The storms that barreled through Florida and wreaked havoc on Puerto Rico are long gone. Their impact, however, continues to be felt by millions.
Since September, more than 70,000 Puerto Ricans have relocated to Florida after the catastrophic damage of Hurricane Maria. While fleeing from one crisis, they’re now encountering another: finding that their health insurance from Puerto Rico isn’t accepted on the U.S. mainland.
Finding yourself without medical coverage or care can be terrifying. Imagine that, after having to leave your home, possessions, and perhaps even friends and family behind. It’s another layer of confusion and exhaustion in an already difficult situation.

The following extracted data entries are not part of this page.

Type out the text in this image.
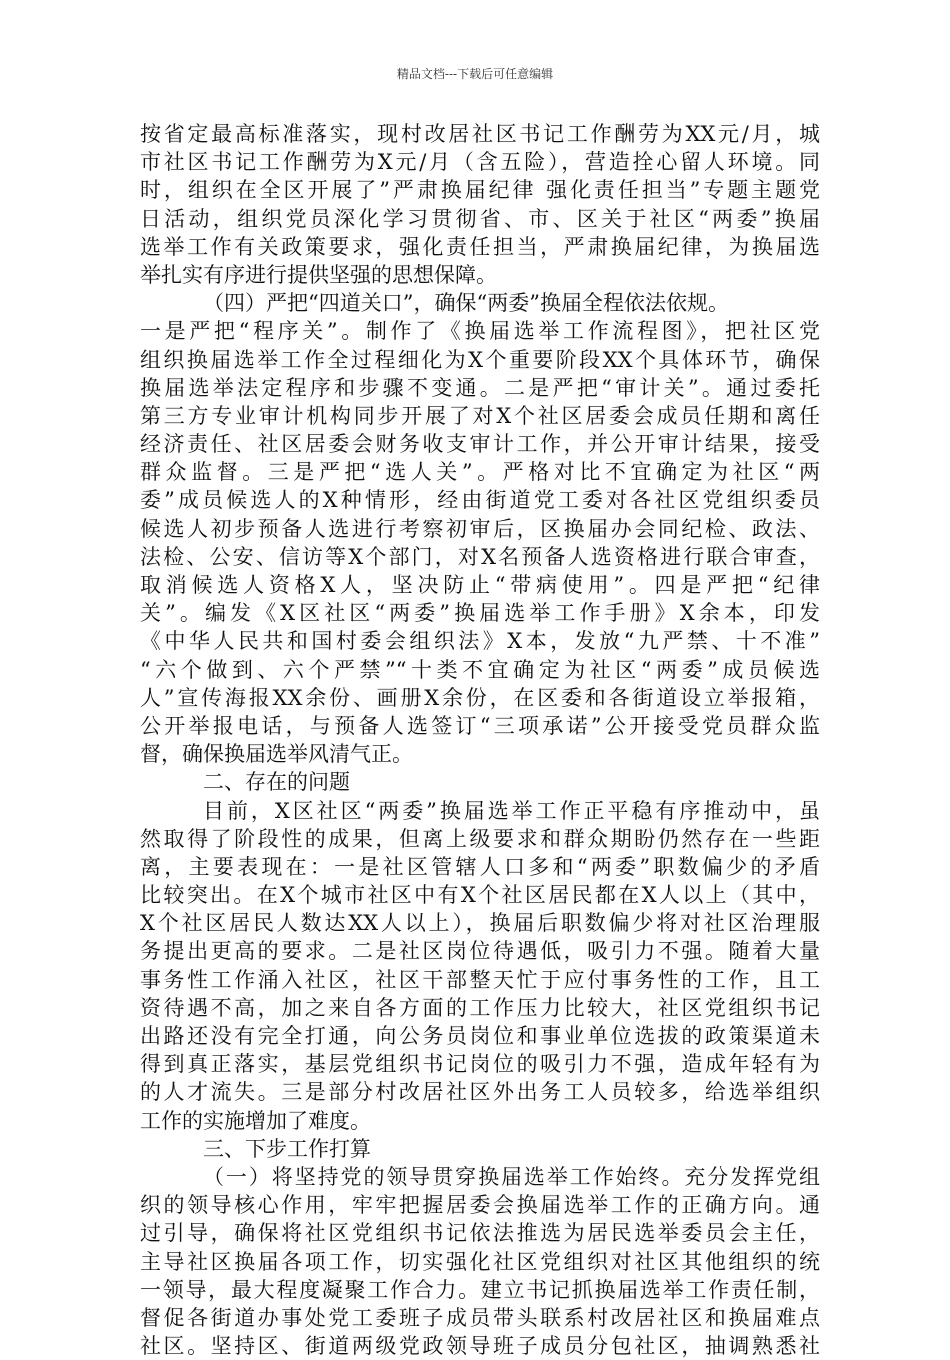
精品文档---下载后可任意编辑
按省定最高标准落实，现村改居社区书记工作酬劳为XX元/月，城
市社区书记工作酬劳为X元/月（含五险），营造拴心留人环境。同
时，组织在全区开展了”严肃换届纪律 强化责任担当”专题主题党
日活动，组织党员深化学习贯彻省、市、区关于社区“两委”换届
选举工作有关政策要求，强化责任担当，严肃换届纪律，为换届选
举扎实有序进行提供坚强的思想保障。
（四）严把“四道关口”，确保“两委”换届全程依法依规。
一是严把“程序关”。制作了《换届选举工作流程图》，把社区党
组织换届选举工作全过程细化为X个重要阶段XX个具体环节，确保
换届选举法定程序和步骤不变通。二是严把“审计关”。通过委托
第三方专业审计机构同步开展了对X个社区居委会成员任期和离任
经济责任、社区居委会财务收支审计工作，并公开审计结果，接受
群众监督。三是严把“选人关”。严格对比不宜确定为社区“两
委”成员候选人的X种情形，经由街道党工委对各社区党组织委员
候选人初步预备人选进行考察初审后，区换届办会同纪检、政法、
法检、公安、信访等X个部门，对X名预备人选资格进行联合审查，
取消候选人资格X人，坚决防止“带病使用”。四是严把“纪律
关”。编发《X区社区“两委”换届选举工作手册》X余本，印发
《中华人民共和国村委会组织法》X本，发放“九严禁、十不准”
“六个做到、六个严禁”“十类不宜确定为社区“两委”成员候选
人”宣传海报XX余份、画册X余份，在区委和各街道设立举报箱，
公开举报电话，与预备人选签订“三项承诺”公开接受党员群众监
督，确保换届选举风清气正。
二、存在的问题
目前，X区社区“两委”换届选举工作正平稳有序推动中，虽
然取得了阶段性的成果，但离上级要求和群众期盼仍然存在一些距
离，主要表现在：一是社区管辖人口多和“两委”职数偏少的矛盾
比较突出。在X个城市社区中有X个社区居民都在X人以上（其中，
X个社区居民人数达XX人以上），换届后职数偏少将对社区治理服
务提出更高的要求。二是社区岗位待遇低，吸引力不强。随着大量
事务性工作涌入社区，社区干部整天忙于应付事务性的工作，且工
资待遇不高，加之来自各方面的工作压力比较大，社区党组织书记
出路还没有完全打通，向公务员岗位和事业单位选拔的政策渠道未
得到真正落实，基层党组织书记岗位的吸引力不强，造成年轻有为
的人才流失。三是部分村改居社区外出务工人员较多，给选举组织
工作的实施增加了难度。
三、下步工作打算
（一）将坚持党的领导贯穿换届选举工作始终。充分发挥党组
织的领导核心作用，牢牢把握居委会换届选举工作的正确方向。通
过引导，确保将社区党组织书记依法推选为居民选举委员会主任，
主导社区换届各项工作，切实强化社区党组织对社区其他组织的统
一领导，最大程度凝聚工作合力。建立书记抓换届选举工作责任制，
督促各街道办事处党工委班子成员带头联系村改居社区和换届难点
社区。坚持区、街道两级党政领导班子成员分包社区，抽调熟悉社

Fortunately, that’s where Florida’s free and charitable clinics come in.
The clinics of the Florida Association of Free and Charitable Clinics provide free health care for uninsured, low-income communities. This year, our 82 volunteer-driven clinics provided nearly 200,000 patients with more than 400,000 medical, dental, vision, specialty care, behavioral health, and pharmacy visits at no cost.
These front-line medical providers are now serving an influx of newly arrived patients from Puerto Rico. In some cases, the treatment received is life-saving — and life-changing.

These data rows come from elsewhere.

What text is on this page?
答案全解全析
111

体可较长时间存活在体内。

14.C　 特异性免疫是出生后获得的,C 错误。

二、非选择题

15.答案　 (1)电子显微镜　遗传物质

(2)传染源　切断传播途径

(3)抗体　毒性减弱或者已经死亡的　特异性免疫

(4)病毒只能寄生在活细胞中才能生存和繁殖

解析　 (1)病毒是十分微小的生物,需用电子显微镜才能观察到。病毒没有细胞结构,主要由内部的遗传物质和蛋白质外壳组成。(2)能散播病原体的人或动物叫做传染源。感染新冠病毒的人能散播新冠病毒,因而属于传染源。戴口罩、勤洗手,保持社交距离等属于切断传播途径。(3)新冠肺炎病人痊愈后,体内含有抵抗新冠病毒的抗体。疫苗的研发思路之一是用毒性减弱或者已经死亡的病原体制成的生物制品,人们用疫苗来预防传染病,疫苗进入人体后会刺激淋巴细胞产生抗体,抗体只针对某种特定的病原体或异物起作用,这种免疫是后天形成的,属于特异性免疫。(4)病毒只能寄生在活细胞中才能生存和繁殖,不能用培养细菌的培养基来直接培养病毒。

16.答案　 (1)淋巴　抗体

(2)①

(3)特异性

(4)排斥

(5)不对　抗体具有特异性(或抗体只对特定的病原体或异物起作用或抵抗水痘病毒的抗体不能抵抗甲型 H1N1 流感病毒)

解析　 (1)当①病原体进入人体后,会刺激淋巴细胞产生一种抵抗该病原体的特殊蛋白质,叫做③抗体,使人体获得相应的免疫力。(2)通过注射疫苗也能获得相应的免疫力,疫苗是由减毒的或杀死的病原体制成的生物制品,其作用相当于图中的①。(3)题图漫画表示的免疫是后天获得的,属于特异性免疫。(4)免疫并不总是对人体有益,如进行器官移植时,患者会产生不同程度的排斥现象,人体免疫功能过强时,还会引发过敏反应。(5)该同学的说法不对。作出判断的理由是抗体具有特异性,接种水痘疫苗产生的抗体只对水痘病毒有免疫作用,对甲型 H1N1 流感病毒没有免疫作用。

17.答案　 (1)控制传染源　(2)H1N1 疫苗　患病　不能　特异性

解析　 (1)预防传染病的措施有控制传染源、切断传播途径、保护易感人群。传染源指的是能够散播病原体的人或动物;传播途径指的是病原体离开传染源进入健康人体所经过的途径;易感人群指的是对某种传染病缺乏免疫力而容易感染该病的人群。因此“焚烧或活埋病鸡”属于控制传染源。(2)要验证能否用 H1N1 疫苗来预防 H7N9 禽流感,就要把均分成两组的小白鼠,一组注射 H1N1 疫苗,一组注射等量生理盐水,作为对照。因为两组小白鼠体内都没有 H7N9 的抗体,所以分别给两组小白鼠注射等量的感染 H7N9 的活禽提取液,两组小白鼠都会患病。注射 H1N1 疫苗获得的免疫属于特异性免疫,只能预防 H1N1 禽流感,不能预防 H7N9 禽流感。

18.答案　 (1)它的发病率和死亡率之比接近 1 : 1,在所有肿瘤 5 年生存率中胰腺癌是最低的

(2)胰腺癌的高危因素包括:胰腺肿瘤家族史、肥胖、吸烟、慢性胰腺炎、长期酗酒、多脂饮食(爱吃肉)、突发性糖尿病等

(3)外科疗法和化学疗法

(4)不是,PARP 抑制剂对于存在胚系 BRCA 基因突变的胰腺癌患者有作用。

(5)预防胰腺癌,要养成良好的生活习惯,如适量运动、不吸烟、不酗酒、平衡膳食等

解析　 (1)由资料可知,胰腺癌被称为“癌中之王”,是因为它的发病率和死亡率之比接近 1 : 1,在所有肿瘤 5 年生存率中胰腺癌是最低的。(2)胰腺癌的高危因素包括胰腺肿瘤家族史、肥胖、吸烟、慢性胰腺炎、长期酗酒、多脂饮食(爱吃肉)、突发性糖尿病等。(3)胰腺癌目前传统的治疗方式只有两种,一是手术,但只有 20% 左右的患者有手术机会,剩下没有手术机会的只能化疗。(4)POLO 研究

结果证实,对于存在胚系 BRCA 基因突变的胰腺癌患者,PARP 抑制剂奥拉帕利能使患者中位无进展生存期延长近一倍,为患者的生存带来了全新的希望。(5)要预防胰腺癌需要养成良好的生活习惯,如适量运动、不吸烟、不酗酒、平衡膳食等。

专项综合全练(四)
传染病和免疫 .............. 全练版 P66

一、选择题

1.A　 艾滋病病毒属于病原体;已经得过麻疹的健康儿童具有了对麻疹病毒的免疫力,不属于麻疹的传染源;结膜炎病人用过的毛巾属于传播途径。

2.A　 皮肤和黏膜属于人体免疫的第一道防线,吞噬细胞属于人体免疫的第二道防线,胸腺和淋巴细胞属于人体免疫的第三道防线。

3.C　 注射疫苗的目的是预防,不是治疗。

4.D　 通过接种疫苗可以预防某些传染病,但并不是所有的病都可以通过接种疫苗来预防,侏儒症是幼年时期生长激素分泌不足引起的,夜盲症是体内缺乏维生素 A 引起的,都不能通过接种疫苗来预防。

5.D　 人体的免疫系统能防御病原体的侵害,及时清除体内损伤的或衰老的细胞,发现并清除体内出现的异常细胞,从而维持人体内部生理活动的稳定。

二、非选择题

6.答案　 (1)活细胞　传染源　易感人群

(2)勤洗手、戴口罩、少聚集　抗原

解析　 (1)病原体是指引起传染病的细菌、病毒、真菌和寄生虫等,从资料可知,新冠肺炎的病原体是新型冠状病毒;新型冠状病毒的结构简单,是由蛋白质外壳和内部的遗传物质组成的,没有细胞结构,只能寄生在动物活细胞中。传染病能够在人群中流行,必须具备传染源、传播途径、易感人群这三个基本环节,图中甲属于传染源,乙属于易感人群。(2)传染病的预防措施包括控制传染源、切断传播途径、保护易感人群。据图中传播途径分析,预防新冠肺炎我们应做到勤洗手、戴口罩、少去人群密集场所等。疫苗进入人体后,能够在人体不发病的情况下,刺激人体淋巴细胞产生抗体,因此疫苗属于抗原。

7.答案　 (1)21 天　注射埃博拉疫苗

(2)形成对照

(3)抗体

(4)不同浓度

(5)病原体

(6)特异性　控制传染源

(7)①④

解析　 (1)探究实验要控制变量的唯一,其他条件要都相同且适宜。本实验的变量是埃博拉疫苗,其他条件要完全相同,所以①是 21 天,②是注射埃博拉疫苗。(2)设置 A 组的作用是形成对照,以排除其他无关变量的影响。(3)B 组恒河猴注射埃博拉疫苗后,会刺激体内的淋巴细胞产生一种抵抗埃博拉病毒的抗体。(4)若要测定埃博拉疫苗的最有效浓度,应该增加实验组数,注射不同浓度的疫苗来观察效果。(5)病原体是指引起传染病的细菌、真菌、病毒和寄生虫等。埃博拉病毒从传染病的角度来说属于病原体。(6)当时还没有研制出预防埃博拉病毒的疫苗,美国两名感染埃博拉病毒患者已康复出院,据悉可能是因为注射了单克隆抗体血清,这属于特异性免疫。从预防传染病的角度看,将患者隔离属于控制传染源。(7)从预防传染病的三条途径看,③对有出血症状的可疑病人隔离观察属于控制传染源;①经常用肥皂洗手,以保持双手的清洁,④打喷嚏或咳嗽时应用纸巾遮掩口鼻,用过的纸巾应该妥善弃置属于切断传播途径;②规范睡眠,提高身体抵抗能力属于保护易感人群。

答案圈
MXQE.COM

One woman had just completed cancer surgery, but had to flee before starting chemotherapy. Another was pre-operative for cancer, forced to evacuate before getting the surgical care she needed. Both got the care they needed. Two of our Orange County clinics were the first and only on-site medical providers at Orlando International Airport’s assistance relief center. Yet another clinic is distributing food, water, and hygiene supplies to those in need.
Our nonprofit, faith-based, community-based clinics are saving lives with strong support from the Governor and Florida’s lawmakers. Legislative funding of Florida’s free and charitable clinics has always been a smart investment. It has helped keep vulnerable, uninsured Floridians healthy and working. And it has lowered the state’s health care costs, by decreasing indigent care at emergency rooms, and reducing avoidable hospitalizations and readmissions. Our member clinics and specialty care networks this year provided more than $100 million in medical services with a $10 million appropriation — an unparalleled return on investment.
But it’s in the days and weeks following these disasters that our clinics have never been more important. No one has more experience than Florida’s free and charitable clinics activating medical volunteers and providing direct medical care to underserved communities. In the aftermath of a crisis, our clinics are the best prepared to ensure our state’s most medically needy are cared for.
In the wake of these storms, another opportunity has arisen for the state to support health care for the uninsured. Florida Statute 458.315 gives our Surgeon General the authority to determine “areas of critical need” in the event of health care shortages. Surgeon General Philip also has the ability to grant temporary certificates to licensed medical professionals coming to Florida from Puerto Rico.
Granting these certificates and designating areas of critical need would not only allow our clinics and specialty care networks to increase their capacity, but also potentially add some of these temporarily licensed medical professionals to our teams to care for tens of thousands of evacuees who find themselves uninsured and without income. We are hopeful Surgeon General Philip will work with us to help these folks in need.
Florida’s free and charitable clinics are here for the hundreds of thousands of Floridians who will pass through our doors this year. We’re here when our state needs us the most. And we’re here for our fellow Americans from Puerto Rico seeking stability, compassion, and care here in the Sunshine State.
Stephanie Garris is the chief executive officer of the Grace Medical Home and chairs the public policy committee for the Florida Association of Free and Charitable Clinics. She lives in Orlando.